Furthermore, efforts to digitalise content will get a boost through a new fund by the Ministry of Culture, Community and Youth, the National Arts Council and the National Heritage Board.

Freelancers can also benefit from a Self-Employed Person Income Relief Scheme – part of a separate $1.2 billion set aside – which will give eligible self-employed people $1,000 a month for nine months.

More details will be announced at a later date.

Ding Yi Music Company’s assistant conductor Dedric Wong, 33, thinks the measures are a “big help”.

The Singapore Chinese chamber music company has been badly hit by Covid-19, and has already cancelled about 10 events such as concerts, gigs and school outreach.

Mr Wong, who noted that they organised an online concert earlier this year, is glad that there will be more funding for such initiatives.

“A digital concert could cost more than a live concert – there are five to eight cameras at different angles.”
He hopes arts groups will band together to organise online shows – a view shared by Nominated MP Terence Ho, who has suggested running a digital arts festival.
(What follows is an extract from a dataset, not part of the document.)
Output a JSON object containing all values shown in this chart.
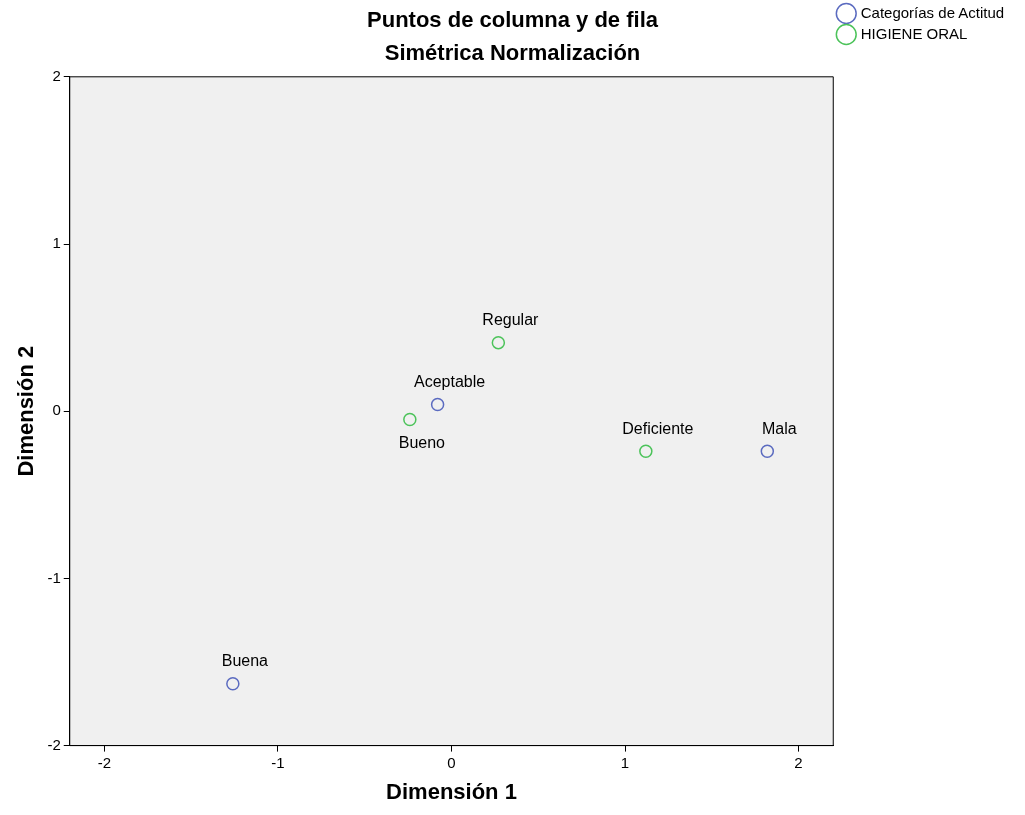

But artist Terence Tan, 39, doubts people would be willing to pay for these online events. He thinks more can be done to help the arts community tide through the virus outbreak.

Earlier this week, he started a petition with the hashtag #SupportMADEinSG – calling for more Government support for those in the media, arts, design and entertainment industries. It has about 200 signatures so far and asks, among other things, that the Government suspend rent, mortgages, evictions and utility bills for companies in these industries for at least six months, or until social-distancing and travel restriction policies are removed.

“Even after the pandemic fades away, people won’t rush back to the theatres immediately,” said Mr Tan, the founder of community arts group Artsolute. “Everybody has been drained financially – they are not going to be paying $30, $50, $100 for tickets anymore. The arts (community) will feel the effects for a long time.”

“Comedies, sketch shows, poetry nights, what will happen to all of that? What happens to all our backstage crew, to our theatre production people – those in light, sound – who now have no work? Gallery people, and production managers, are worried – (the help) is not enough.”